SÜRDÜRÜLEBİLİRLİK ÇOKTAN TÜM DÜNYANIN TEMEL KONUSU HALİNE GELDİ. ANCAK SON YILLARDA SÖZCÜK BİR PAZARLAMA SLOGANI HALİNE GELME TEHLİKESİYLE KARŞI KARŞIYA. SÜRDÜRÜLEBİLİRLİK PROJELERE EKLENEN HAVALI BİR KONSEPT DEĞİLDİR.
Sürdürülebilirlik, mimarlıkta giderek önem kazanan bir konu haline geliyor. Siz sürdürülebilir tasarım ilkelerini nasıl uyguluyorsunuz ve bu konudaki görüşleriniz nelerdir?
Sürdürülebilirlik çoktan tüm dünyanın temel konusu haline geldi. Ancak son yıllarda sözcük bir pazarlama sloganı haline gelme tehlikesiyle karşı karşıya. Sürdürülebilirlik projelere eklenen havalı bir konsept değildir. Mimarın ve tüm mesleklerin dünyaya yaklaşımının temel belirleyicisi olmalıdır. Sürdürülebilirlik mühendislikle sağlanan teknolojik gelişmelerin sonucu olmak dışında mimari bir fırsattır. İnsanların içinde mutlu yaşayabilecekleri sağlıklı, güvenli, dirençli ve doğa ile uyumlu mekânlar kurgulama faaliyetlerinin tamamı sürdürülebilirliğin parçasıdır. Dolayısı ile sürdürülebilir tasarım bizim için uyguladığımız bir ilke olmanın ötesinde dünyaya bakışımızın doğal bir parçası.
Bir mimari proje inşa edildiği yerde kalıcı bir etki yaratıyor ve sadece bina içinde yaşayanları değil o yerde yaşayanları da yakından etkiliyor. Dolayısıyla mimar ve tasarımcıların sorumluluğu oldukça fazla. Bu konudaki düşüncelerinizi öğrenmek isteriz.

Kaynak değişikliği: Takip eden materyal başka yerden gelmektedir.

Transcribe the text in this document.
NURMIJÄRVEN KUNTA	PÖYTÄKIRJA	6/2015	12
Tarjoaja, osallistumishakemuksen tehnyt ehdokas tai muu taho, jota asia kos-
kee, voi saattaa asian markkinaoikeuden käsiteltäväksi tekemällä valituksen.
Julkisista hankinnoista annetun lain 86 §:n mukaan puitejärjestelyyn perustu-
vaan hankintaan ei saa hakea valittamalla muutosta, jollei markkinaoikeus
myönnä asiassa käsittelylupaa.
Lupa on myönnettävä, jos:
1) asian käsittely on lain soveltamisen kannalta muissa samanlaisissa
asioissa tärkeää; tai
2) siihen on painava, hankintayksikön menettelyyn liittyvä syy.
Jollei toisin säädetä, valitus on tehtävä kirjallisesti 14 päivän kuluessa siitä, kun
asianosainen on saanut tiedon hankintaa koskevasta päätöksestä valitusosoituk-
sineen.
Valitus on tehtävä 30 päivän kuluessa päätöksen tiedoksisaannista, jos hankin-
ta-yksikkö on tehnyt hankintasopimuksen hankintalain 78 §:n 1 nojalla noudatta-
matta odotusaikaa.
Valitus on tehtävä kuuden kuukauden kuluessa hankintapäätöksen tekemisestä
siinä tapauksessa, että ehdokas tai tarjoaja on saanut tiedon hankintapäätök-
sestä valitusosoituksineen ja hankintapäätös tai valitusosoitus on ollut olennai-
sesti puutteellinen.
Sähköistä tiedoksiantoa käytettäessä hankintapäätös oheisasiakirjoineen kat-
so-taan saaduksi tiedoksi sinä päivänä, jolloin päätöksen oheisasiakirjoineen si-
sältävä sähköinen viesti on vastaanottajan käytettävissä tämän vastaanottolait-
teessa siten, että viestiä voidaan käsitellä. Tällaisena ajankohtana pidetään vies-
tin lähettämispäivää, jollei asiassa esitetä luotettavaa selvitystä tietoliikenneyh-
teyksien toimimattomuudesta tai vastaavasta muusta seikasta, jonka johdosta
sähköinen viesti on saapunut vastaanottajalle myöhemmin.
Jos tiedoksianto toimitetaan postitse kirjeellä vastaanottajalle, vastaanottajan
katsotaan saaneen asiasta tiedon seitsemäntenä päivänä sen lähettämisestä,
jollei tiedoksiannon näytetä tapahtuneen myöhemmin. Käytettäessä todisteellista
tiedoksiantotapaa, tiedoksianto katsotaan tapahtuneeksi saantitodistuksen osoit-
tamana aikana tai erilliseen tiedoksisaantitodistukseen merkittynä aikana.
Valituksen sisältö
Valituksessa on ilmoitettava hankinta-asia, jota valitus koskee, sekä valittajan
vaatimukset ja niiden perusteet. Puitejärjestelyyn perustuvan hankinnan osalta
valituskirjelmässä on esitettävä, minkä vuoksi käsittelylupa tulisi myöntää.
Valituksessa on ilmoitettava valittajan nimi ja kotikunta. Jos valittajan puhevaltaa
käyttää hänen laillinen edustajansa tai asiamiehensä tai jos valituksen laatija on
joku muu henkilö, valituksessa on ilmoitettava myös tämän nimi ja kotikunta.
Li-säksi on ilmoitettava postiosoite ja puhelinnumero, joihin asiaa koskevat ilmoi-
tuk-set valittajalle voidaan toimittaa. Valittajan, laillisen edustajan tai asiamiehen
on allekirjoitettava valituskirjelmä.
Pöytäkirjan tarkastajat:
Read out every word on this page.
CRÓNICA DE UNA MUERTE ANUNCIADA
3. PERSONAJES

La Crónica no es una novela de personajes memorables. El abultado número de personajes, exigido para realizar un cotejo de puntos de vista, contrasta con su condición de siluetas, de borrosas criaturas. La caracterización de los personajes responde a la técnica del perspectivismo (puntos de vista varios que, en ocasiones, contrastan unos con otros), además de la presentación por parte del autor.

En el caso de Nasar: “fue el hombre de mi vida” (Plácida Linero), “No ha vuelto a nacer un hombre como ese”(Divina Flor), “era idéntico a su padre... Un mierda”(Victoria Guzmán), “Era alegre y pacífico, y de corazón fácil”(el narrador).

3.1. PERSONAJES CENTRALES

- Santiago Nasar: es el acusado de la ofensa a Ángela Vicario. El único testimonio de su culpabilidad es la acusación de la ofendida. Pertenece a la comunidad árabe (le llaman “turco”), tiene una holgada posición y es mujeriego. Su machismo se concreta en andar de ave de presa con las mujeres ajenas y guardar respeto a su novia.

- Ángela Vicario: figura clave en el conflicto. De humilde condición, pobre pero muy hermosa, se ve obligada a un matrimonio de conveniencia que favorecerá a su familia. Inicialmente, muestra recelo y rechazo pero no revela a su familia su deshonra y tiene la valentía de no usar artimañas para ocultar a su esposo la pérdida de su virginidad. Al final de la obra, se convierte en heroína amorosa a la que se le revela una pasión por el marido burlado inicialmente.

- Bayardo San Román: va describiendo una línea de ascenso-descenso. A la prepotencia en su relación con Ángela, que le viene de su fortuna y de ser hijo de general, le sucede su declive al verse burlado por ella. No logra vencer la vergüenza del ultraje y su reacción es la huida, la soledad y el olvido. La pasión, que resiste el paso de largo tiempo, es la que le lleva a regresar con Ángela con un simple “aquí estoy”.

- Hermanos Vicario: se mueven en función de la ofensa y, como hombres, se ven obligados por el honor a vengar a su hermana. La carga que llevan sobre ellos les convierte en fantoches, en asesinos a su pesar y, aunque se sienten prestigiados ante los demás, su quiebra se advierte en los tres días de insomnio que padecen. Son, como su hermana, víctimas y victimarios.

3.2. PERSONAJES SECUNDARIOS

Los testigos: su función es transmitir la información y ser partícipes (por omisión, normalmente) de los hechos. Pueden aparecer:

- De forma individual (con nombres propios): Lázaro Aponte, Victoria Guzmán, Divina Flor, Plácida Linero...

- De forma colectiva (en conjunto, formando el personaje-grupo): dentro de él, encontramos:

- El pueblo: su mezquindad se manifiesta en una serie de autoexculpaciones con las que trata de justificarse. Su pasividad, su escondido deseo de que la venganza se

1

Her inşaat faaliyeti bir bağlam kurar veya mevcut bir bağlamı dönüştürür. Yapılar da bireyler gibi çevreleriyle etkileşime girer, değişir, değiştirir. Bu dinamik doğal olarak insanları ve birbirleriyle kurdukları ilişkileri etkiler. Mimarlar ve tasarımcılar, insanların etkileşimde bulunduğu ve dünya etrafındaki deneyimlerini şekillendiren bir güce sahiptirler. Bu nedenle, yerel bağlamı, tarihi ve kültürü görmezden gelerek tasarlamak o çevreye yapılan büyük bir haksızlıktır. Yapılar, içinde yaşayacakları çevresel ekosistemin bir parçası olarak görerek onu koruyacak ve desteleyecek şekilde tasarlanmalıdır.
HER İNŞAAT FAALİYETİ BİR BAĞLAM KURAR VEYA MEVCUT BİR BAĞLAMI DÖNÜŞTÜRÜR. YAPILAR DA BİREYLER GİBİ ÇEVRELERİYLE ETKİLEŞİME GİRER, DEĞİŞİR, DEĞİŞTİRİR.
Özellikle son dönem projeleriniz ve tasarımlarınız nelerdir? Bu konu hakkında kısaca bilgi verebilir misiniz?
Bizim en önemli şansımız her zaman birbirinden çok farklı konularda ve ölçeklerde aynı anda üretim yapan bir ofis olmamızdır. Bu dinamik durum ofisin düşünme biçimlerini çok olumlu yönde etkiliyor. Bugün de aynı şekilde küçük bir parkı, devasa bir lojistik merkezini, bir kent parkını, şehir meydanını, alışveriş caddesini, alışveriş merkezini aynı anda tasarlıyoruz ve çok şey öğreniyoruz. Son dönemde ofiste en çok iz bırakan işlerin İstanbul için tasarlanan İstiklal Caddesi ve Bağdat Caddesi kentsel projeleri ile 3 farklı noktada yer alan yurt yapılarımız ayrıca Kocaeli için tasarladığımız kent meydanı, yürüyüş yolu ve kent parkı projeleri ile olduğunu söyleyebiliriz.